People today want to tell us, “it doesn’t matter if Jesus rose again from the dead. It’s just the idea. It doesn’t matter if Jesus died on the cross to save his people from their sin. It’s just the idea.” But Paul says the idea isn’t going to do a thing for you. What you need is the fact of history:

Christ Jesus came into the world to save sinners.

I once made a serious mistake in my checking account. I thought I wrote a check for $50. Before I wrote the check, I noted it in the register, subtracting $50 from my $950 balance. But when I wrote that check, without thinking, I wrote it for the balance, $900, instead of $50. My register showed I still had $900. So I kept on writing checks. Unfortunately, there was no money to back up my idea. Soon I started receiving overdraft notices at 25 bucks a shot. I couldn’t understand it. I thought, “The bank can’t give these to me!” I had the idea of $900! But the idea didn’t pay bills! You need reality to pay bills.

In the same way, the idea of crucifixion or resurrection won’t do a thing for you. You need the historical reality of the Son of God actually coming into this world to save sinners.

Paul’s peg in 1 Timothy also tells us a third thing: how we enter into the life that Christ purchased for us. Notice how Paul concludes: “Christ Jesus came into the world to save sinners among whom I am foremost of all.” I am the worst! There is no sinner worse than me.

I am tempted to say, “Come on, Paul, how can you say that? In other letters you tell us how good you are: You tell us that you were a Pharisee of the Pharisees, you were zealous for the law. You tell us in 2 Corinthians that you stood out in comparison to the rest of the apostles: “I’m not inferior to the least of the apostles.” How can you say that you are the chief of sinners?”

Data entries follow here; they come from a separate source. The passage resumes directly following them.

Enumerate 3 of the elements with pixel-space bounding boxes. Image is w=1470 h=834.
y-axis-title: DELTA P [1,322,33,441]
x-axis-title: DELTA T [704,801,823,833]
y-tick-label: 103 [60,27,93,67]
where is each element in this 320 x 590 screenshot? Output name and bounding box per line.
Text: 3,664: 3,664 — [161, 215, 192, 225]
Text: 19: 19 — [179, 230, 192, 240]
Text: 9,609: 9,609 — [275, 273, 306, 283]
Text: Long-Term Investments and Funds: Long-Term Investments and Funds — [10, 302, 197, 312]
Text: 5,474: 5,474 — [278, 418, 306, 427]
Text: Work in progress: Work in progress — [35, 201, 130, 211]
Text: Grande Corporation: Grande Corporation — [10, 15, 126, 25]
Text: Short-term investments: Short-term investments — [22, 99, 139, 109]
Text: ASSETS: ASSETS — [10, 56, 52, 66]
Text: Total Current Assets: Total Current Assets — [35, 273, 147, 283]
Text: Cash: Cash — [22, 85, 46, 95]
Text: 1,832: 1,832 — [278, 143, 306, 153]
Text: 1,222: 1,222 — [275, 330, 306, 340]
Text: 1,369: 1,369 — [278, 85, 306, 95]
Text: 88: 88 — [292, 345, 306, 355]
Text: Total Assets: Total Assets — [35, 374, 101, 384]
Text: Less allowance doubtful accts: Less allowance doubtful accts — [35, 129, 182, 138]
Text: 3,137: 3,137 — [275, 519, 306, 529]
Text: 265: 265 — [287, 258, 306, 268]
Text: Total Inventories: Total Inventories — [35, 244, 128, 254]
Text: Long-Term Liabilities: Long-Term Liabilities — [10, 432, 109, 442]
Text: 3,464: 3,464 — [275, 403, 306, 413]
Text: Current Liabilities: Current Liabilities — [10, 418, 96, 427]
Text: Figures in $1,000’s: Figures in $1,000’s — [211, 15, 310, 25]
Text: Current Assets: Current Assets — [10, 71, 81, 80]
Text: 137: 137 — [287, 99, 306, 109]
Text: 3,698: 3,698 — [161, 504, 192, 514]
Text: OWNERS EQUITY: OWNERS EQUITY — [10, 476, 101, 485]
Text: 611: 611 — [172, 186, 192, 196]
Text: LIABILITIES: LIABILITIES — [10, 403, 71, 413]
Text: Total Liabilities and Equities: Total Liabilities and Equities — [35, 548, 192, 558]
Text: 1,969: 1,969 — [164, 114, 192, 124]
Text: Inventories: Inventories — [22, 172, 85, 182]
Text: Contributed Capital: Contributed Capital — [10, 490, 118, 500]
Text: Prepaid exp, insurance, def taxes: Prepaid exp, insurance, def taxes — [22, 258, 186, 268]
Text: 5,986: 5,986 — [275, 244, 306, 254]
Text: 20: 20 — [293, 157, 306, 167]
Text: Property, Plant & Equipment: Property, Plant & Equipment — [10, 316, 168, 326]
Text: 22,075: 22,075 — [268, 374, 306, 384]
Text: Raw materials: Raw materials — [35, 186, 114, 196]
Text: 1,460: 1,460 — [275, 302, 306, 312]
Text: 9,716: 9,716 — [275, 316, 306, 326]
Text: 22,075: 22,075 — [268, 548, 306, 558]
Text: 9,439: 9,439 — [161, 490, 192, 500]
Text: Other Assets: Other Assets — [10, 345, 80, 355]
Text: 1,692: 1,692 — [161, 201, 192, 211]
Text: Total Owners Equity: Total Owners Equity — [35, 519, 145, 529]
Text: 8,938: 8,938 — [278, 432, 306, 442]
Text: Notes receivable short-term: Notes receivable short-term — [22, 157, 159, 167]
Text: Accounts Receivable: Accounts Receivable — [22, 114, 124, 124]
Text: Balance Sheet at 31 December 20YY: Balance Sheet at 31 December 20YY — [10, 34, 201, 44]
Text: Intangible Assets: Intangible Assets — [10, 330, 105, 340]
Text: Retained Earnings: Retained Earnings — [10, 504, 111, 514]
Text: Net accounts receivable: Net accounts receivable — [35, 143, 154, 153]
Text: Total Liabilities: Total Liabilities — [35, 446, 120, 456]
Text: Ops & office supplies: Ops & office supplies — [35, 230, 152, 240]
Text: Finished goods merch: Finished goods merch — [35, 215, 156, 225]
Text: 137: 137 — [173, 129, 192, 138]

But Paul is offering us a peg that will keep us straight. Paul says this as he stands alone in the presence of a holy God. When you do that, you don’t think about the Pharisees who may be worse than you are. You don’t think about the adulterers or the blasphemers with a more notorious public record. They fade away. I’m sure that Isaiah was not the worst man in Israel in 740 BC. But when he came into the presence of God, he said, “Woe unto me, for I am a man of unclean lips!” When I stand in the presence of a holy God, all I can see is his glory and my sin; and I must say with Paul, “I am the chief.”

Notice that Paul considers his position as a sinner before God as the most important way to define himself. Though he certainly had been sinned against many times, he does not say, “I am the biggest victim of them all.” Though he had known discouragement and rejec­tion, he does not sum himself up by say­ing, “I have the worst self-esteem of all.” Paul knows what lies at the core of his being; and that’s why he says, “I am the worst sinner of all.” That is why he cries out to God in repentance: “Be merciful to me, a sinner.”

That’s what we are all called to do. This crisp statement of the gospel, this trustworthy statement, summarises your ministry as a Christian and a biblical counsellor. It tells you what your min­istry is about, saving sinners. It tells you how that salvation is realised, Christ Jesus come into the world. It tells you how you enter into that, through intelli­gent repentance and faith. May God increase our faith and our awareness of this peg:

Christ Jesus came into the world to save sinners, among whom I am foremost of all.